Mixture of Activations strictly increases the expressive power of feedforward layers by making nonlinearity selection depend on the input token.

A machine-rendered reading of the paper's core claim, the machinery that carries it, and where it could break.

The paper introduces Mixture of Activations (MoA), a feedforward design that mixes several activation functions per token through lightweight input-dependent gates while keeping the linear projections shared. It also defines Learnable Activations (LA) as the input-independent version that forms fixed linear combinations of the same functions. Theory proves finite-width separations: any fixed-activation FFN can be realized inside LA, but not vice versa, and any LA can be realized inside MoA, with the extra power coming from token-specific nonlinear mixing. Pretraining runs on language models from 0.12B to 2B parameters show MoA reaching lower terminal loss and better scaling than tuned baselines at almost no added cost. The work focuses on the large parameter and nonlinearity share that FFN layers hold inside transformers.

Core claim

Mixture of Activations (MoA) mixes a dictionary of activation functions using lightweight input-dependent gates while sharing the same linear projections. This yields strict finite-width expressive separations where fixed-activation FFNs are contained in learnable activations (LA), which are contained in MoA. The added expressivity comes from input-dependent nonlinear hybridization. Pretraining experiments confirm lower terminal loss and better scaling.

What carries the argument

Mixture of Activations (MoA) with input-dependent gates that select and mix from multiple activation functions per token

Load-bearing premise

The lightweight input-dependent gates realize genuine input-dependent nonlinear hybridization without optimization difficulties or capacity limits erasing the theoretical separation in practice.

What would settle it

A finite-width counterexample showing that some MoA network can be exactly reproduced by a fixed-activation FFN of comparable width, or a set of pretraining runs in which MoA fails to reach lower terminal loss than well-tuned fixed or LA baselines.

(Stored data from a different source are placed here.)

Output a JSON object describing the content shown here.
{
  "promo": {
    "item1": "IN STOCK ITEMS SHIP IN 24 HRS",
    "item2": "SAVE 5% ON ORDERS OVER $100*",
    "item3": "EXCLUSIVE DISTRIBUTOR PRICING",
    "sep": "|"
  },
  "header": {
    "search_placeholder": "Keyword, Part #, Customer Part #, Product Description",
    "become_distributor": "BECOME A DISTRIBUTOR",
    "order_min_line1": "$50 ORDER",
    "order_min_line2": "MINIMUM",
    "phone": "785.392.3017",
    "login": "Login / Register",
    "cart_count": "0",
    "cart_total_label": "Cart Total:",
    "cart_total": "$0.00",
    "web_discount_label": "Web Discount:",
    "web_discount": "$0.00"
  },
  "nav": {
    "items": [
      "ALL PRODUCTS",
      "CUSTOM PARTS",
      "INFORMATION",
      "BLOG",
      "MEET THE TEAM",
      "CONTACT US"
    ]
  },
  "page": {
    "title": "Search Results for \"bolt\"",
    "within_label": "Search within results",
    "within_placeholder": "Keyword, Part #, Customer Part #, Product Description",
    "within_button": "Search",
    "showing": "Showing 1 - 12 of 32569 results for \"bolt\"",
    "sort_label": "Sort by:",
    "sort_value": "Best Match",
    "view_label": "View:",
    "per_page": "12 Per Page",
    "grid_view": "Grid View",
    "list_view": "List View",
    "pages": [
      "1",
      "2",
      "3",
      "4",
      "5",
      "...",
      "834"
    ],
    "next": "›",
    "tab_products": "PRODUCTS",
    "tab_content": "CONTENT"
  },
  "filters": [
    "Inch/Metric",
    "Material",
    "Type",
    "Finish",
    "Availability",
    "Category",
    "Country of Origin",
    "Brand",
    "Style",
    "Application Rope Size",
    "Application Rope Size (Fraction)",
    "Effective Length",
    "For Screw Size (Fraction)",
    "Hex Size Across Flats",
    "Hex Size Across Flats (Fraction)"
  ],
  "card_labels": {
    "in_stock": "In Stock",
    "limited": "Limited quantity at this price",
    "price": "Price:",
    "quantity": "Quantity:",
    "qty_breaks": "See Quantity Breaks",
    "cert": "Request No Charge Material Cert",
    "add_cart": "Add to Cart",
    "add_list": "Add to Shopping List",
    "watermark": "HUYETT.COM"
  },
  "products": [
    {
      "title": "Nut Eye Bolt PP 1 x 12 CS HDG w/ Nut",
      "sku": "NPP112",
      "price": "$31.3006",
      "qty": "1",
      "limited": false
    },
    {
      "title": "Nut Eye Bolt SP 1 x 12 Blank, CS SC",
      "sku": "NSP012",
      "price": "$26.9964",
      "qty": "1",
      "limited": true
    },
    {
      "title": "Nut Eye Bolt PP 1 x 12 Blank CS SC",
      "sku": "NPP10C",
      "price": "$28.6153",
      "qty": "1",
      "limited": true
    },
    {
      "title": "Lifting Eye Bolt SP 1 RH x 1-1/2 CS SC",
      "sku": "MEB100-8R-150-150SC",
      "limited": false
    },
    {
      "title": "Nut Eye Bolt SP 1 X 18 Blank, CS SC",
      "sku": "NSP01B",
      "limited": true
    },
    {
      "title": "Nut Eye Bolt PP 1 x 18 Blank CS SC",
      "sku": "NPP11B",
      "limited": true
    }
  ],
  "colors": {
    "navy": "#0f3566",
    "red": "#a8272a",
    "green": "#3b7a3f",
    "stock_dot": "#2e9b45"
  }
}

read the original abstract

Feedforward network (FFN) layers account for a large fraction of parameters and nonlinear expressivity in Transformer-based large language models (LLMs). Despite the evolution from ReLU and GELU to gated variants such as SwiGLU, most FFN designs still use a single fixed activation function, applying the same nonlinear transformation to all tokens. In this work, we propose Mixture of Activations (MoA), a token-adaptive FFN design that mixes a dictionary of activation functions using lightweight input-dependent gates while sharing the same linear projections. As an input-independent counterpart, we also introduce learnable activations (LA), which form linear combinations of activation functions for both ReLU-type and SwiGLU-type FFNs. Theoretically, we establish strict finite-width expressive separations among fixed-activation FFNs, LA, and MoA: LA strictly contains fixed-activation FFNs, while MoA strictly contains LA, with the additional expressivity arising from input-dependent nonlinear hybridization. Empirically, we evaluate MoA through extensive pre-training experiments on dense and MoE language models ranging from 0.12B to 2B parameters under different token budgets, optimizers, and learning rate schedules. MoA consistently achieves lower terminal loss and exhibits more favorable scaling behavior than well-tuned baselines, with minimal parameter and computational overhead. These results suggest that token-adaptive activation mixing is a simple and effective mechanism for improving FFN expressivity in LLMs.

Editorial analysis

A structured set of objections, weighed in public.

Desk editor's note, referee report, simulated authors' rebuttal, and a circularity audit. Tearing a paper down is the easy half of reading it; the pith above is the substance, this is the friction.

Referee Report

2 major / 2 minor

Summary. The paper proposes Mixture of Activations (MoA) for FFN layers, which mixes a dictionary of activation functions via lightweight input-dependent gates while sharing linear projections; it also introduces Learnable Activations (LA) as the input-independent linear-combination counterpart. It claims strict finite-width expressive separations (fixed-activation FFNs ⊂ LA ⊂ MoA) arising from input-dependent nonlinear hybridization, and reports that MoA yields lower terminal loss and better scaling than tuned baselines in pre-training runs on 0.12B–2B dense and MoE models across token budgets, optimizers, and schedules, with negligible overhead.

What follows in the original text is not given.